Doping-dependent vortex-state scanning tunneling spectroscopic (STS) studies of cuprate superconductors

We report STS studies of YBa2Cu3O7$-\delta $(Y-123) and Ca-doped Y-123 superconductors as a function of magnetic field ($H)$ and hole doping level ($p)$. Our studies suggest that the origin of the pseudogap (PG) is associated with competing orders (COs), and that the occurrence (absence) of PG above the superconducting (SC) transition $T_{c}$ is associated with a CO energy $\Delta_{CO}$ larger (smaller) than the SC gap $\Delta_{SC}$. We derive $\Delta_{SC}$ and $\Delta_{CO}$ by two approaches. For zero-field STS we apply Green function techniques to fit the ``peak'' features for $\Delta_{SC}$ and the ``kink'' features for $\Delta_{eff} \quad \equiv $ [($\Delta_{SC})^{2}+(\Delta_{CO})^{2}$]$^{1/2}$. For $H$ \textgreater\ 0 we analyze the PG features in the intra-vortex STS for $\Delta_{CO}$ and the peak features in the inter-vortex STS for $\Delta _{SC}$. Both approaches yield consistent results. For optimally and underdoped Y-123, we find that $\Delta_{SC}$ \textless\ $\Delta_{CO}$ with dominant $d_{x^{2}-y^{2}}$-wave pairing, and that $\Delta_{SC}$ decreases with decreasing $p$ while $\Delta_{CO}$ increases.

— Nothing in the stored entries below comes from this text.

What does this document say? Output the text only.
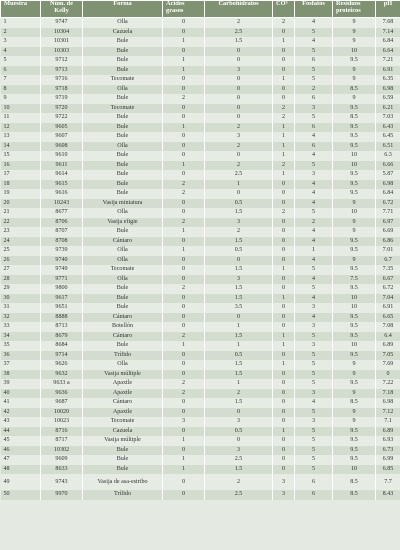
Muestra	Núm. de Kelly	Forma	Ácidos grasos	Carbohidratos	CO³	Fosfatos	Residuos proteicos	pH
1	9747	Olla	0	2	2	4	9	7.68
2	10304	Cazuela	0	2.5	0	5	9	7.14
3	10301	Bule	1	1.5	1	4	9	6.84
4	10303	Bule	0	0	0	5	10	6.64
5	9712	Bule	1	0	0	6	9.5	7.21
6	9713	Bule	1	3	0	5	9	6.91
7	9716	Tecomate	0	0	1	5	9	6.35
8	9718	Olla	0	0	0	2	8.5	6.98
9	9719	Bule	2	0	0	6	9	6.59
10	9720	Tecomate	0	0	2	3	9.5	6.21
11	9722	Bule	0	0	2	5	8.5	7.03
12	9605	Bule	1	2	1	6	9.5	6.43
13	9607	Bule	0	3	1	4	9.5	6.45
14	9608	Olla	0	2	1	6	9.5	6.51
15	9610	Bule	0	0	1	4	10	6.3
16	9611	Bule	1	2	2	5	10	6.66
17	9614	Bule	0	2.5	1	3	9.5	5.87
18	9615	Bule	2	1	0	4	9.5	6.98
19	9616	Bule	2	0	0	4	9.5	6.84
20	10243	Vasija miniatura	0	0.5	0	4	9	6.72
21	8677	Olla	0	1.5	2	5	10	7.71
22	8706	Vasija efigie	2	3	0	2	9	6.97
23	8707	Bule	1	2	0	4	9	6.69
24	8708	Cántaro	0	1.5	0	4	9.5	6.86
25	9739	Olla	1	0.5	0	1	9.5	7.01
26	9740	Olla	0	0	0	4	9	6.7
27	9749	Tecomate	0	1.5	1	5	9.5	7.35
28	9771	Olla	0	3	0	4	7.5	6.67
29	9800	Bule	2	1.5	0	5	9.5	6.72
30	9617	Bule	0	1.5	1	4	10	7.04
31	9651	Bule	0	3.5	0	3	10	6.91
32	8888	Cántaro	0	0	0	4	9.5	6.65
33	8713	Botellón	0	1	0	3	9.5	7.08
34	8679	Cántaro	2	1.5	1	5	9.5	6.4
35	8684	Bule	1	1	1	3	10	6.89
36	9714	Trífido	0	0.5	0	5	9.5	7.05
37	9626	Olla	0	1.5	1	5	9	7.69
38	9632	Vasija múltiple	0	1.5	0	5	9	0
39	9633 a	Apaxtle	2	1	0	5	9.5	7.22
40	9636	Apaxtle	2	2	0	3	9	7.18
41	9687	Cántaro	0	1.5	0	4	8.5	6.98
42	10020	Apaxtle	0	0	0	5	9	7.12
43	10023	Tecomate	3	3	0	3	9	7.1
44	8716	Cazuela	0	0.5	1	5	9.5	6.89
45	8717	Vasija múltiple	1	0	0	5	9.5	6.93
46	10302	Bule	0	3	0	5	9.5	6.73
47	9609	Bule	1	2.5	0	5	9.5	6.99
48	8633	Bule	1	1.5	0	5	10	6.85
49	9743	Vasija de asa-estribo	0	2	3	6	8.5	7.7
50	9970	Trífido	0	2.5	3	6	8.5	8.43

Both $\Delta _{SC}$ and $\Delta_{CO}$ exhibit long-range spatial homogeneity. For Ca-doped Y-123, the substitution of Y by Ca contributes to excess holes and disorder. For $p$ \textgreater\ 0.16, both $\Delta_{SC}$ and $\Delta_{CO}$ decrease with increasing $p$, $\Delta_{CO}$ \textless\ $\Delta_{SC}$ for $p$ \textgreater\ 0.23, and the pairing symmetry becomes ($d_{x^{2}-y^{2}}+s$) with increasing $s$-wave component, implying the diminishing Mott nature in overdoped cuprates. This work was supported by NSF through IQIM at Caltech.